Un art à la mesure de la galerie
Il a vécu le changement d’échelle du passage à la galerie comme un «défi». Dans cette proximité plus intime, sa minutie relève de l’art du graveur et du dessin d’observation, sans renoncer pour autant à l’aérosol. Il procède comme un miniaturiste à l’aide de pinceau dont la finesse est seule capable de restituer le pelage de ses mammifères de prédilection. L’œil s’affole de tant de détails. Il renouvelle également les supports en recourant à des panneaux d’acier de récupération ou à des déchets de construction. À la galerie Itinerrance, il les convertit en plusieurs polyptiques qui révèlent l’outside et l’inside, à savoir le pelage et le squelette d’un putois d’Europe ou d’une musaraigne d’eau eurasienne.
L’effrayante beauté
Pas d’attendrissement ou de sentimentalisme pour ces espèces qui ne cessent de laisser planer le danger de l’animalité. La décrépitude des murs, le délabrement des no man’s land, l’acier glacé de ses supports renforcent le sentiment de peur et d’isolement.
© ROA - DR.JPG
Scorpions ou rats à l’activité nocturne entretiennent la dimension menaçante de nos villes inhospitalières. Son bestiaire n’est pas serein. «Les animaux ont beaucoup plus à dire sur le monde que n’importe quelle autre créature, nous dit ROA». Que disent-ils au fond sinon la peur de l’homme, le pire des prédateurs? S’il revendique son attachement à la relation que le genre humain entretient avec les espèces animales, il n’est pas interdit de percevoir l’homme derrière l’animal.
Une mort omniprésente
La disparition est omnipotente dans ce bestiaire qui bascule volontiers dans le memento mori, souviens-toi que tu meurs. La mort n’est jamais loin de la vie. Tel animal est pris au piège, tel autre écorché révèle son squelette quand le corps n’a pas encore amorcé son processus de décomposition.

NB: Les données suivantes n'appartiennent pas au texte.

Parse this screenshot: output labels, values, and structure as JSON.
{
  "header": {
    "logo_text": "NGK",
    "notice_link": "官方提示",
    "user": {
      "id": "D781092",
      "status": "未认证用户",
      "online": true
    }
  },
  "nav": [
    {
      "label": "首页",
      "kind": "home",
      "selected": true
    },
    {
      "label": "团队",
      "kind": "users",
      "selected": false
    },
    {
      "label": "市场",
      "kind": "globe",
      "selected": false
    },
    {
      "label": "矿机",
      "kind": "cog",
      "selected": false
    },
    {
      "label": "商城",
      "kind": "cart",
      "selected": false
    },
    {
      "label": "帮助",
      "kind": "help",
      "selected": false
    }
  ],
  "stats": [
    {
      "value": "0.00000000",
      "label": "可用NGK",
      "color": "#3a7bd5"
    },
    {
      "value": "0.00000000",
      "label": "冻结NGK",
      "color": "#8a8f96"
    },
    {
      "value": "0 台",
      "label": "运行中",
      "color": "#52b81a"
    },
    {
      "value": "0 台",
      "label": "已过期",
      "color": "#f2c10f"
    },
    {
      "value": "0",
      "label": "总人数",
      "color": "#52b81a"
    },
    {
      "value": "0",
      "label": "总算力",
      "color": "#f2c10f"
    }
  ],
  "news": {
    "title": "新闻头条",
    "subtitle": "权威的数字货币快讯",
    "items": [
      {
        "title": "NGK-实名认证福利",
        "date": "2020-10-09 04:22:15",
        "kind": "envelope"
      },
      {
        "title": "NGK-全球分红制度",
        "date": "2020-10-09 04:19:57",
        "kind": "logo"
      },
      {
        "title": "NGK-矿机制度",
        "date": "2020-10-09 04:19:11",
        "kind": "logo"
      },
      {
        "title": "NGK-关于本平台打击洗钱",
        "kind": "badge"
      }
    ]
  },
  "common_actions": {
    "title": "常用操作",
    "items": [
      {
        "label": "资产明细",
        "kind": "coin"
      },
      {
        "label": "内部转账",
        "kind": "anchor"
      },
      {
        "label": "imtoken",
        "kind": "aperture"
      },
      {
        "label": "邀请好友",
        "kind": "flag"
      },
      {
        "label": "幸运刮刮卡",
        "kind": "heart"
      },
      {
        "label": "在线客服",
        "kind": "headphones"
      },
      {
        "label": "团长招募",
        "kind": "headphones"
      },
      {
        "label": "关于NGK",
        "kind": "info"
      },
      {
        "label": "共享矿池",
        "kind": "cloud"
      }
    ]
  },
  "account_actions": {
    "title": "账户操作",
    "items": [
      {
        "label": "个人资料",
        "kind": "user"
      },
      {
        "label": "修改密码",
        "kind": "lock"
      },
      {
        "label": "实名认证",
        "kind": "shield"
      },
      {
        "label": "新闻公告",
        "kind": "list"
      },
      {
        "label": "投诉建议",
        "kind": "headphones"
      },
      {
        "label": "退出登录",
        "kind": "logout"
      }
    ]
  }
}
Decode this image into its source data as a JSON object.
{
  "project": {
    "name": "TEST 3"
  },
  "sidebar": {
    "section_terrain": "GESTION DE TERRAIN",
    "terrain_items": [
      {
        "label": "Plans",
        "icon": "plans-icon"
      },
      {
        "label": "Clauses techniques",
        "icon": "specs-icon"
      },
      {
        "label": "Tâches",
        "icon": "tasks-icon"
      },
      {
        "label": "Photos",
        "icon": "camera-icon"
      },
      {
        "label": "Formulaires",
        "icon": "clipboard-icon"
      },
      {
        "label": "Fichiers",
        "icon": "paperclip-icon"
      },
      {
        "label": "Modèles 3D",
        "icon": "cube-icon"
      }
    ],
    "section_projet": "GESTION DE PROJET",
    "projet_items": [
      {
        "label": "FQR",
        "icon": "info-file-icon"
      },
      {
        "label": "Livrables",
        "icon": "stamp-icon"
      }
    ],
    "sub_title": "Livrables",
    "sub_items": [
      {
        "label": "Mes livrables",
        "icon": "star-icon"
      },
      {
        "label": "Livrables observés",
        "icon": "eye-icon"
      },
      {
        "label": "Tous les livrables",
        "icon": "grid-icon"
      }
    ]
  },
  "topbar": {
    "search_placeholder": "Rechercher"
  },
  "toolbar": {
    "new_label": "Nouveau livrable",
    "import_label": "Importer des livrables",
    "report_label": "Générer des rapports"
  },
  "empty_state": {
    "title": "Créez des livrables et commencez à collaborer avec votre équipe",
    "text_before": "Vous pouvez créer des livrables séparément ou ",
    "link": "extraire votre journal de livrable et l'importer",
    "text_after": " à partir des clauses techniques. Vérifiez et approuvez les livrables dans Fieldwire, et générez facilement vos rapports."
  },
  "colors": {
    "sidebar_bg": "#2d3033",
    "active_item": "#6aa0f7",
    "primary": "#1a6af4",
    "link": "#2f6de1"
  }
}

© ROA - Galerie Itinerrance, Paris
Les polyptiques radiographient la mort. Squelettes en mouvement, morts férocement vivants, le cabinet de curiosité renvoie à une tragédie rembranesque et imminente. Ses fresques menacées d’effacement comme le sont tant d’espèces animales, sont peut-être des métaphores d’une planète à la dérive, à voir, à entendre et à méditer.